I have written so far as if behavioural traits are properties of individuals, and as if individuals acquired a behaviour for life. Neither of these things is true. Individuals may change their behaviour, and horizontal as well as vertical transmission can occur. Some customs and practices may be properties of institutions – firms, schools, regiments etc. – and at least some such institutions may grow at rates determined by their practices.
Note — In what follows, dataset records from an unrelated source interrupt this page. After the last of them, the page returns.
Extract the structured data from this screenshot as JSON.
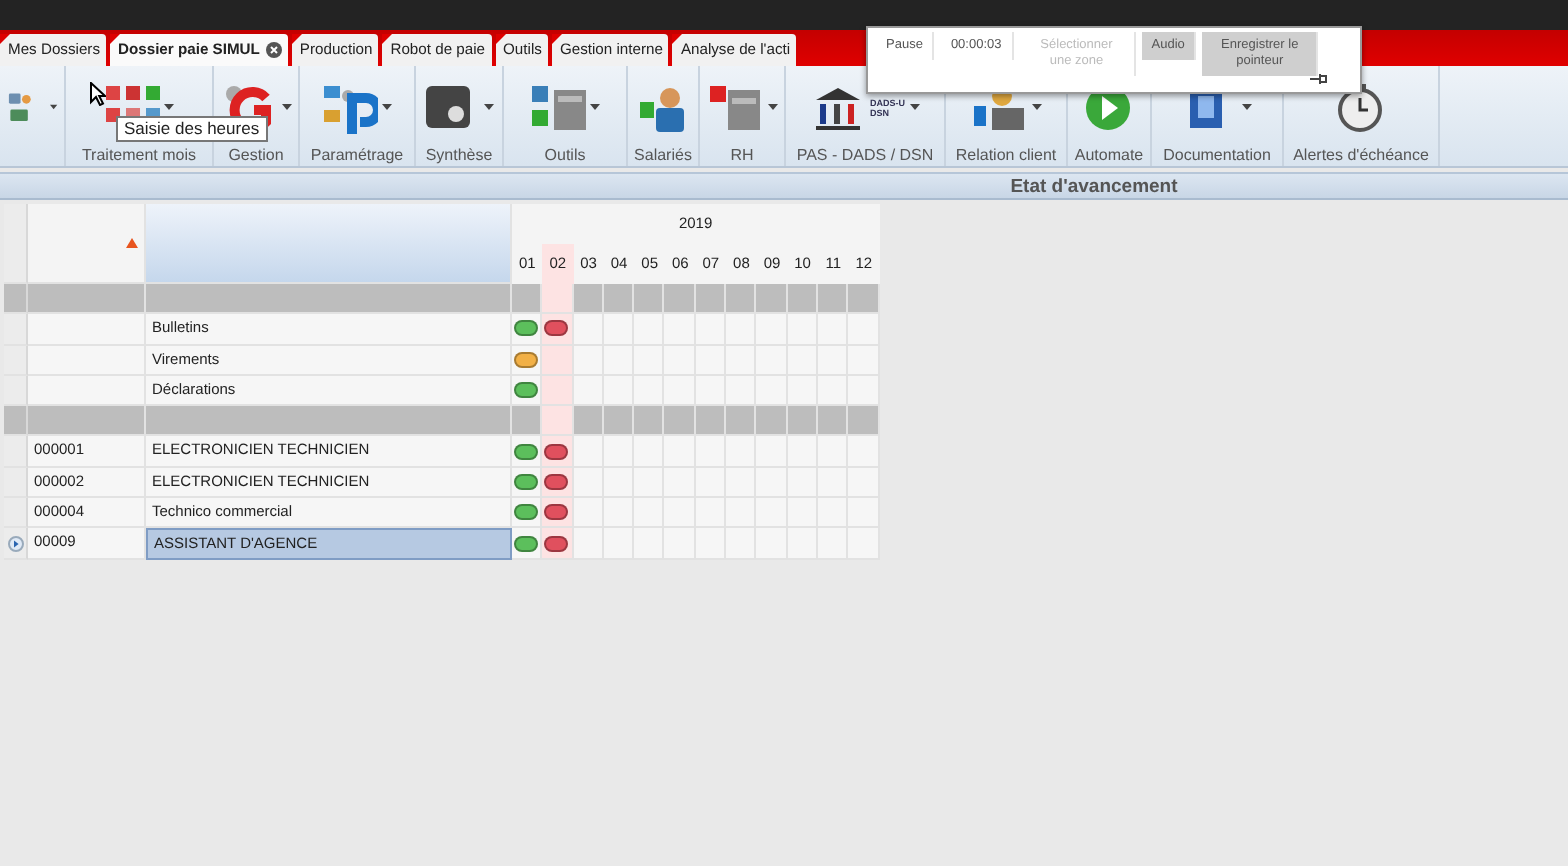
{
  "tabs": [
    {
      "label": "Mes Dossiers",
      "selected": false,
      "closable": false
    },
    {
      "label": "Dossier paie SIMUL",
      "selected": true,
      "closable": true
    },
    {
      "label": "Production",
      "selected": false,
      "closable": false
    },
    {
      "label": "Robot de paie",
      "selected": false,
      "closable": false
    },
    {
      "label": "Outils",
      "selected": false,
      "closable": false
    },
    {
      "label": "Gestion interne",
      "selected": false,
      "closable": false
    },
    {
      "label": "Analyse de l'acti",
      "selected": false,
      "closable": false
    }
  ],
  "ribbon": {
    "groups": [
      {
        "menu": true
      },
      {
        "label": "Traitement mois",
        "menu": true
      },
      {
        "label": "Gestion",
        "menu": true
      },
      {
        "label": "Paramétrage",
        "menu": true
      },
      {
        "label": "Synthèse",
        "menu": true
      },
      {
        "label": "Outils",
        "menu": true
      },
      {
        "label": "Salariés",
        "menu": false
      },
      {
        "label": "RH",
        "menu": true
      },
      {
        "label": "PAS - DADS / DSN",
        "menu": true,
        "icon_caption": "DADS-U DSN"
      },
      {
        "label": "Relation client",
        "menu": true
      },
      {
        "label": "Automate",
        "menu": false
      },
      {
        "label": "Documentation",
        "menu": true
      },
      {
        "label": "Alertes d'échéance",
        "menu": false
      }
    ],
    "tooltip": "Saisie des heures"
  },
  "recorder": {
    "items": [
      {
        "label": "Pause",
        "disabled": false,
        "on": false
      },
      {
        "label": "00:00:03",
        "disabled": false,
        "on": false
      },
      {
        "label": "Sélectionner une zone",
        "disabled": true,
        "on": false
      },
      {
        "label": "Audio",
        "disabled": false,
        "on": true
      },
      {
        "label": "Enregistrer le pointeur",
        "disabled": false,
        "on": true
      }
    ]
  },
  "panel_title": "Etat d'avancement",
  "grid": {
    "year": "2019",
    "months": [
      {
        "label": "01",
        "selected": false
      },
      {
        "label": "02",
        "selected": true
      },
      {
        "label": "03",
        "selected": false
      },
      {
        "label": "04",
        "selected": false
      },
      {
        "label": "05",
        "selected": false
      },
      {
        "label": "06",
        "selected": false
      },
      {
        "label": "07",
        "selected": false
      },
      {
        "label": "08",
        "selected": false
      },
      {
        "label": "09",
        "selected": false
      },
      {
        "label": "10",
        "selected": false
      },
      {
        "label": "11",
        "selected": false
      },
      {
        "label": "12",
        "selected": false
      }
    ],
    "rows": [
      {
        "kind": "band",
        "selected": false
      },
      {
        "kind": "item",
        "name": "Bulletins",
        "selected": false,
        "statuses": [
          {
            "color": "#5cbf5c"
          },
          {
            "color": "#e0505e"
          }
        ]
      },
      {
        "kind": "item",
        "name": "Virements",
        "selected": false,
        "statuses": [
          {
            "color": "#f2b046"
          }
        ]
      },
      {
        "kind": "item",
        "name": "Déclarations",
        "selected": false,
        "statuses": [
          {
            "color": "#5cbf5c"
          }
        ]
      },
      {
        "kind": "band",
        "selected": false
      },
      {
        "kind": "item",
        "code": "000001",
        "name": "ELECTRONICIEN TECHNICIEN",
        "selected": false,
        "statuses": [
          {
            "color": "#5cbf5c"
          },
          {
            "color": "#e0505e"
          }
        ]
      },
      {
        "kind": "item",
        "code": "000002",
        "name": "ELECTRONICIEN TECHNICIEN",
        "selected": false,
        "statuses": [
          {
            "color": "#5cbf5c"
          },
          {
            "color": "#e0505e"
          }
        ]
      },
      {
        "kind": "item",
        "code": "000004",
        "name": "Technico commercial",
        "selected": false,
        "statuses": [
          {
            "color": "#5cbf5c"
          },
          {
            "color": "#e0505e"
          }
        ]
      },
      {
        "kind": "item",
        "code": "00009",
        "name": "ASSISTANT D'AGENCE",
        "selected": true,
        "statuses": [
          {
            "color": "#5cbf5c"
          },
          {
            "color": "#e0505e"
          }
        ]
      }
    ]
  }
}
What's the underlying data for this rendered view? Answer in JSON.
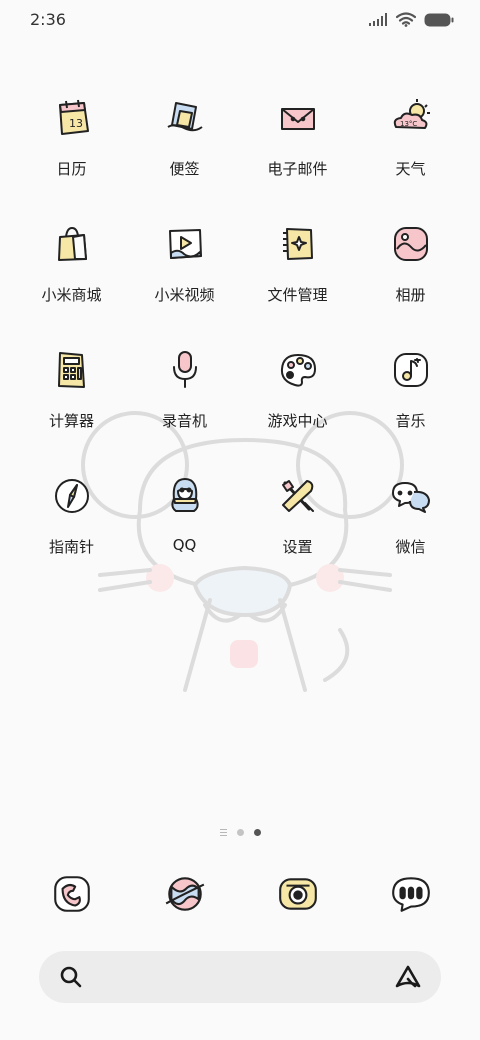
{
  "status_bar": {
    "time": "2:36",
    "icons": [
      "signal-icon",
      "wifi-icon",
      "battery-icon"
    ]
  },
  "home": {
    "rows": [
      [
        {
          "label": "日历",
          "icon": "calendar-icon"
        },
        {
          "label": "便签",
          "icon": "notes-icon"
        },
        {
          "label": "电子邮件",
          "icon": "email-icon"
        },
        {
          "label": "天气",
          "icon": "weather-icon"
        }
      ],
      [
        {
          "label": "小米商城",
          "icon": "shop-bag-icon"
        },
        {
          "label": "小米视频",
          "icon": "video-icon"
        },
        {
          "label": "文件管理",
          "icon": "folder-icon"
        },
        {
          "label": "相册",
          "icon": "gallery-icon"
        }
      ],
      [
        {
          "label": "计算器",
          "icon": "calculator-icon"
        },
        {
          "label": "录音机",
          "icon": "microphone-icon"
        },
        {
          "label": "游戏中心",
          "icon": "palette-icon"
        },
        {
          "label": "音乐",
          "icon": "music-icon"
        }
      ],
      [
        {
          "label": "指南针",
          "icon": "compass-icon"
        },
        {
          "label": "QQ",
          "icon": "penguin-icon"
        },
        {
          "label": "设置",
          "icon": "tools-icon"
        },
        {
          "label": "微信",
          "icon": "chat-bubbles-icon"
        }
      ]
    ],
    "weather_icon_text": "13°C",
    "calendar_icon_text": "13"
  },
  "page_indicator": {
    "pages": 3,
    "current": 3
  },
  "dock": [
    {
      "icon": "phone-icon"
    },
    {
      "icon": "browser-planet-icon"
    },
    {
      "icon": "camera-icon"
    },
    {
      "icon": "messages-icon"
    }
  ],
  "search_bar": {
    "left_icon": "search-icon",
    "right_icon": "assistant-icon"
  },
  "colors": {
    "background": "#fafafa",
    "search_bar": "#ececec",
    "icon_stroke": "#222222",
    "accent_pink": "#f6c6cb",
    "accent_yellow": "#f7e7a6",
    "accent_blue": "#c9ddf2"
  }
}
In conclusion, there is at least one kind of game which people play, but which seems beyond the capacity of animals. This is the ‘social contract’ game. Thus suppose that some pattern of behaviour – for example theft – is seen to be undesirable. A group of individuals capable of symbolic communication can agree not to steal, and to punish any member of the group who does steal. That, by itself, is not sufficient to guarantee stability, because the act of punishing is presumably costly, and therefore individuals would be tempted to accept the benefits of the contract but not the costs of enforcing it. Stability requires that refusal by an individual to participate in enforcing the contract should also be regarded as a breach which will be punished. At a later stage, enforcement is entrusted to a subgroup, who are rewarded for carrying it out.
John Maynard Smith, Evolution and the Theory of Games, Cambridge University Press, Cambridge, 1982, pp. 167-173.